Private-toll-route bill advances in Colorado

| 2/7/2005

A Colorado House panel endorsed a bill Feb. 2 that paves the way for construction of a private toll road on the plains of the Front Range.

The House Transportation Committee voted 11-0 to give a private company power to acquire land from Wellington to the south of Pueblo to build a high-speed toll road about 25 miles east of the Interstate 25 corridor.

Ray Wells, president of the Front Range Toll Road Co., said the road would appeal to truckers who want to bypass the congested corridor that links Front Range communities.

Current law enacted in the 19th century authorizes each county to set the toll rates within its boundaries.

Under the proposal, offered by Rep. Jim Sullivan, R-Larkspur, the state’s tolling agency and the Front Range Toll Road Co. would be allowed to set a uniform toll for the entire length of road.

The cost of the proposed 210-mile route is estimated at $2 billion.

The project would include a new railroad route for coal and other freight as well as right of way for potential commuter or light rail lines and utilities.

The bill does not specify a toll amount.

Rep. Jim Welker, R-Loveland, told The Daily Times-Call that motorists in a hurry would have the option of paying tolls to use a freeway with an 85-mph speed limit.

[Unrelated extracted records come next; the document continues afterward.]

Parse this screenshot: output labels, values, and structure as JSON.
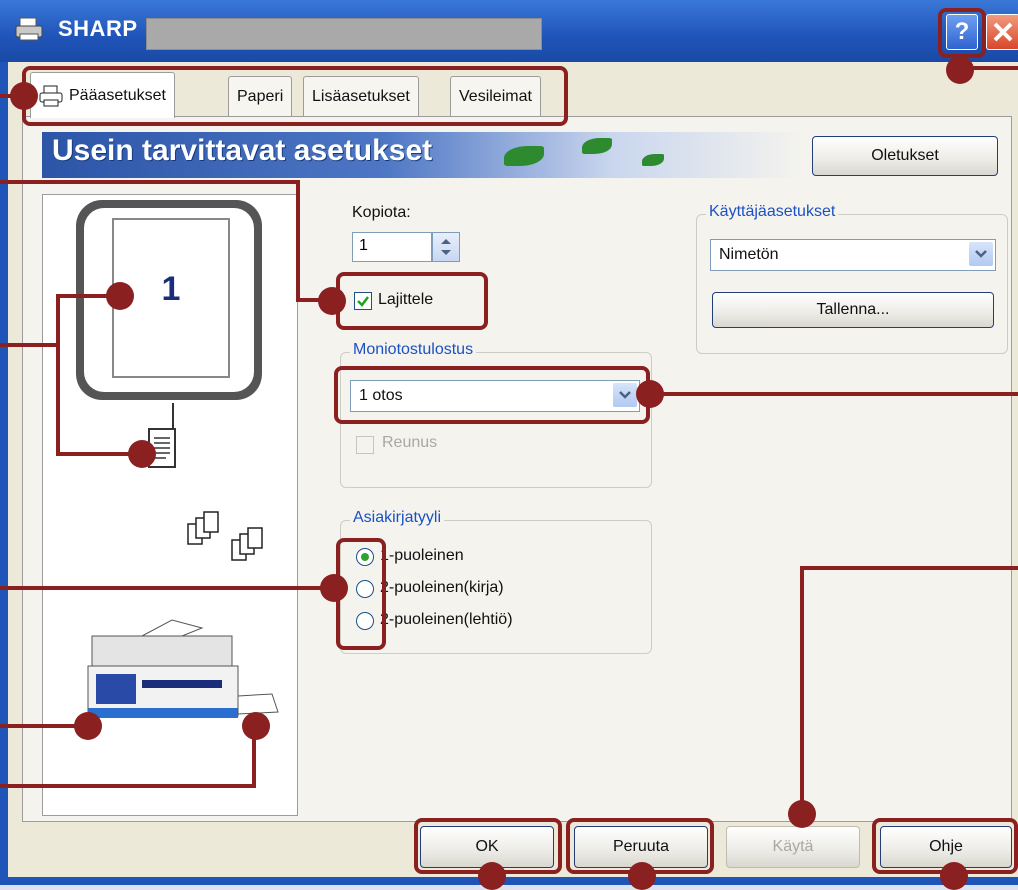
{
  "window": {
    "title": "SHARP"
  },
  "tabs": [
    {
      "label": "Pääasetukset",
      "active": true
    },
    {
      "label": "Paperi"
    },
    {
      "label": "Lisäasetukset"
    },
    {
      "label": "Vesileimat"
    }
  ],
  "banner": {
    "title": "Usein tarvittavat asetukset"
  },
  "buttons": {
    "defaults": "Oletukset",
    "save": "Tallenna...",
    "ok": "OK",
    "cancel": "Peruuta",
    "apply": "Käytä",
    "help": "Ohje",
    "title_help": "?"
  },
  "copies": {
    "label": "Kopiota:",
    "value": "1"
  },
  "collate": {
    "label": "Lajittele",
    "checked": true
  },
  "user_settings": {
    "group_label": "Käyttäjäasetukset",
    "selected": "Nimetön"
  },
  "nup": {
    "group_label": "Moniotostulostus",
    "selected": "1 otos",
    "border_label": "Reunus",
    "border_checked": false
  },
  "document_style": {
    "group_label": "Asiakirjatyyli",
    "options": [
      {
        "label": "1-puoleinen",
        "selected": true
      },
      {
        "label": "2-puoleinen(kirja)",
        "selected": false
      },
      {
        "label": "2-puoleinen(lehtiö)",
        "selected": false
      }
    ]
  },
  "preview": {
    "page_number": "1"
  },
  "colors": {
    "title_bar": "#1f54b8",
    "annotation": "#8b2020",
    "group_label": "#1c51c4"
  }
}
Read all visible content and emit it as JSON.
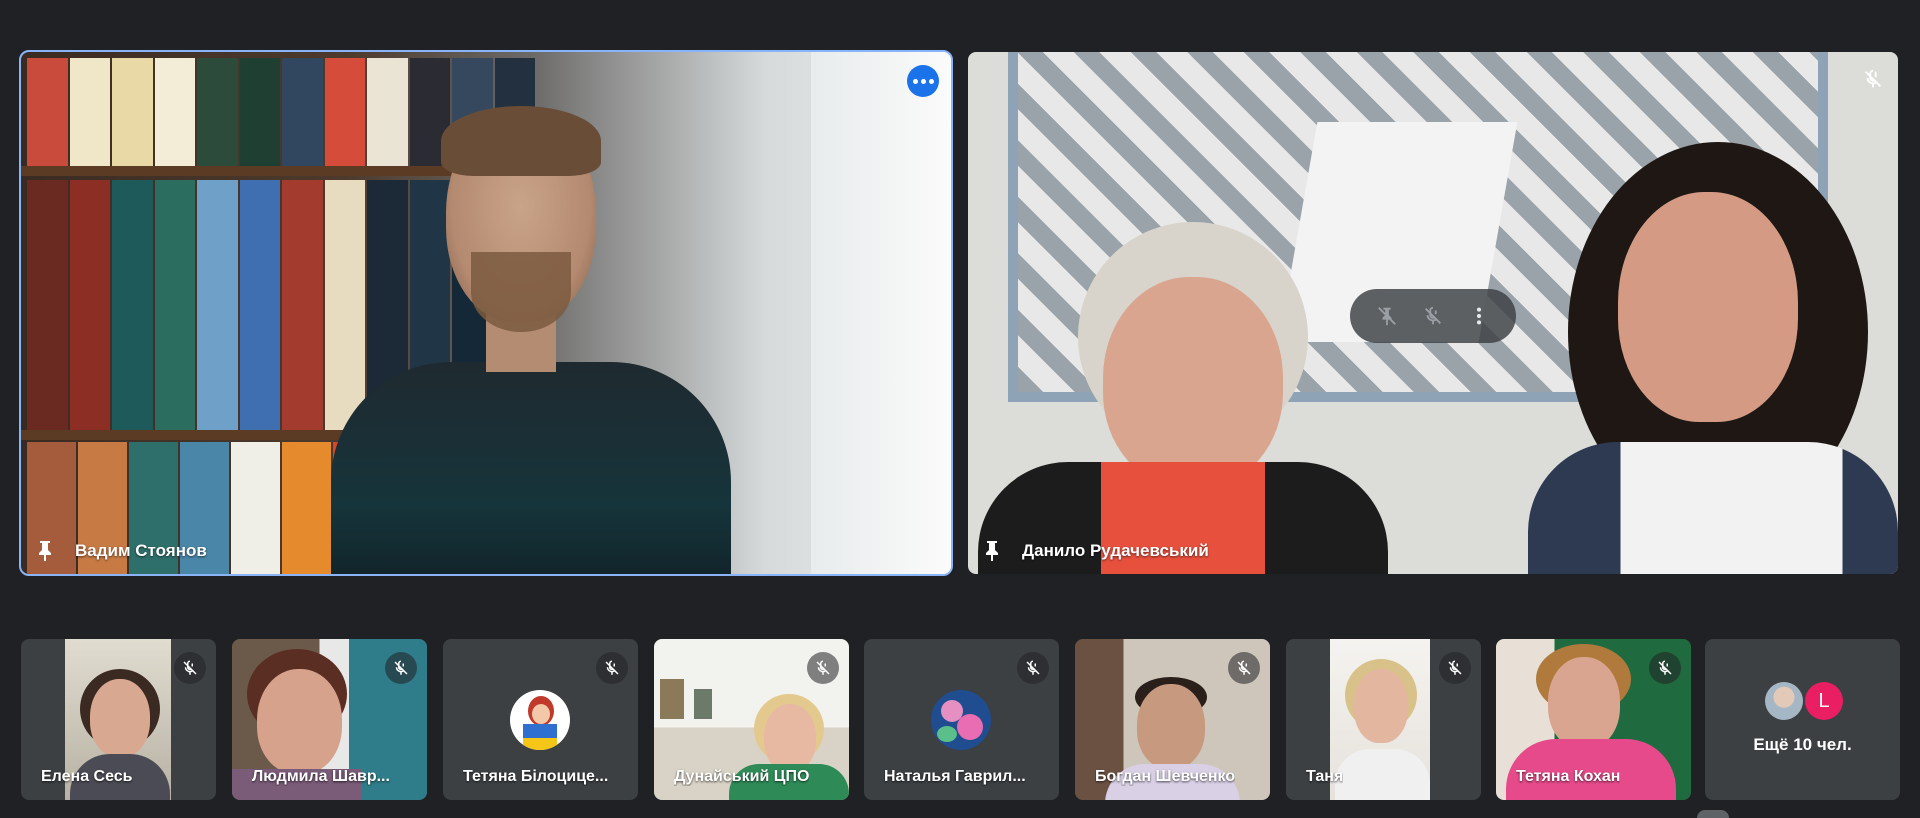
{
  "colors": {
    "background": "#202124",
    "tile": "#3c4043",
    "active_speaker_outline": "#8ab4f8",
    "more_button": "#1a73e8",
    "avatar_l": "#e91e63"
  },
  "main_tiles": [
    {
      "name": "Вадим Стоянов",
      "pinned": true,
      "active_speaker": true,
      "icons": [
        "pin-icon",
        "more-options-icon"
      ]
    },
    {
      "name": "Данило Рудачевський",
      "pinned": true,
      "muted": true,
      "icons": [
        "pin-icon",
        "mic-off-icon",
        "unpin-icon",
        "more-vert-icon"
      ]
    }
  ],
  "thumbnails": [
    {
      "name": "Елена Сесь",
      "muted": true,
      "type": "video"
    },
    {
      "name": "Людмила Шавр...",
      "muted": true,
      "type": "video"
    },
    {
      "name": "Тетяна Білоцице...",
      "muted": true,
      "type": "avatar"
    },
    {
      "name": "Дунайський ЦПО",
      "muted": true,
      "type": "video"
    },
    {
      "name": "Наталья Гаврил...",
      "muted": true,
      "type": "avatar"
    },
    {
      "name": "Богдан Шевченко",
      "muted": true,
      "type": "video"
    },
    {
      "name": "Таня",
      "muted": true,
      "type": "video"
    },
    {
      "name": "Тетяна Кохан",
      "muted": true,
      "type": "video"
    }
  ],
  "more_participants": {
    "label": "Ещё 10 чел.",
    "avatar_letter": "L"
  }
}
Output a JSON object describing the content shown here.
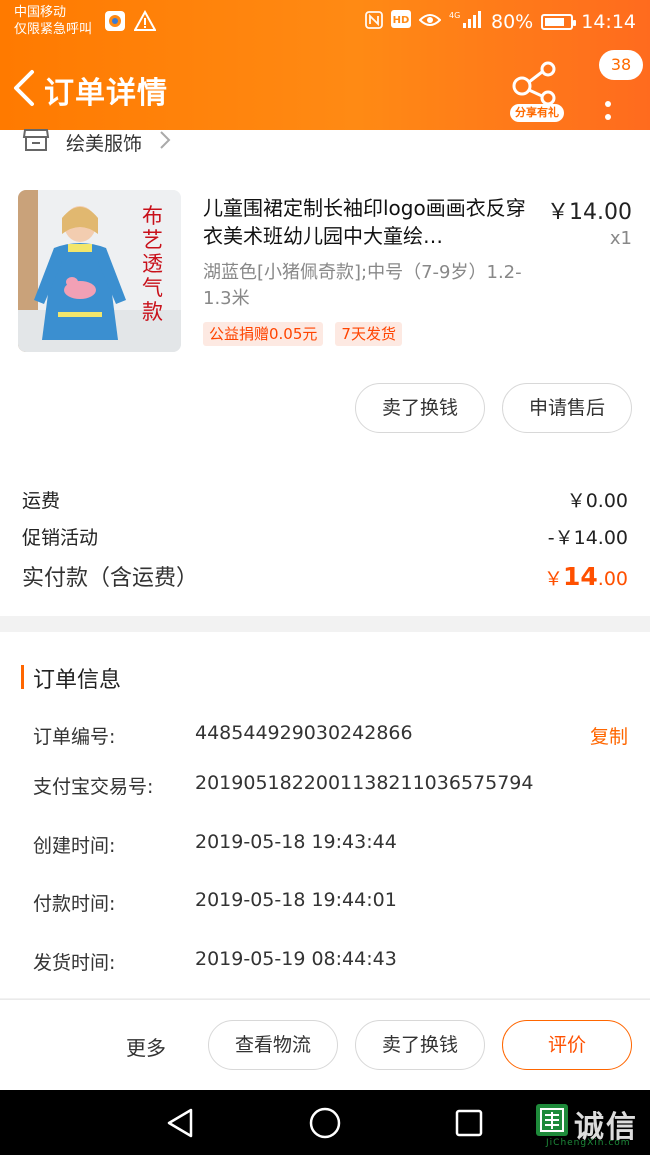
{
  "status_bar": {
    "carrier_line1": "中国移动",
    "carrier_line2": "仅限紧急呼叫",
    "network": "4G",
    "battery": "80%",
    "battery_level": 0.8,
    "time": "14:14"
  },
  "header": {
    "title": "订单详情",
    "share_label": "分享有礼",
    "badge_count": "38",
    "accent_color": "#ff7a00"
  },
  "store": {
    "name": "绘美服饰"
  },
  "product": {
    "image_caption": "布艺透气款",
    "title": "儿童围裙定制长袖印logo画画衣反穿衣美术班幼儿园中大童绘…",
    "price": "￥14.00",
    "quantity": "x1",
    "spec": "湖蓝色[小猪佩奇款];中号（7-9岁）1.2-1.3米",
    "tags": [
      "公益捐赠0.05元",
      "7天发货"
    ]
  },
  "item_actions": {
    "resell": "卖了换钱",
    "after_sale": "申请售后"
  },
  "fees": {
    "shipping_label": "运费",
    "shipping_value": "￥0.00",
    "promo_label": "促销活动",
    "promo_value": "-￥14.00",
    "total_label": "实付款（含运费）",
    "total_currency": "￥",
    "total_int": "14",
    "total_dec": ".00"
  },
  "order_info": {
    "title": "订单信息",
    "copy_label": "复制",
    "rows": [
      {
        "label": "订单编号:",
        "value": "448544929030242866"
      },
      {
        "label": "支付宝交易号:",
        "value": "2019051822001138211036575794"
      },
      {
        "label": "创建时间:",
        "value": "2019-05-18 19:43:44"
      },
      {
        "label": "付款时间:",
        "value": "2019-05-18 19:44:01"
      },
      {
        "label": "发货时间:",
        "value": "2019-05-19 08:44:43"
      }
    ]
  },
  "bottom_actions": {
    "more": "更多",
    "logistics": "查看物流",
    "resell": "卖了换钱",
    "review": "评价"
  },
  "watermark": {
    "text": "诚信",
    "sub": "JiChengXin.com"
  }
}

Toll road officials told lawmakers the project could start this fall and be finished in about 30 months, Welker said.

The only access intersections would be at state and federal highways along the route. Commercial development along the corridor right of way would be limited to “service pods” for food, fuel and lodging, the newspaper reported.

HB1030 now moves to the House floor for consideration.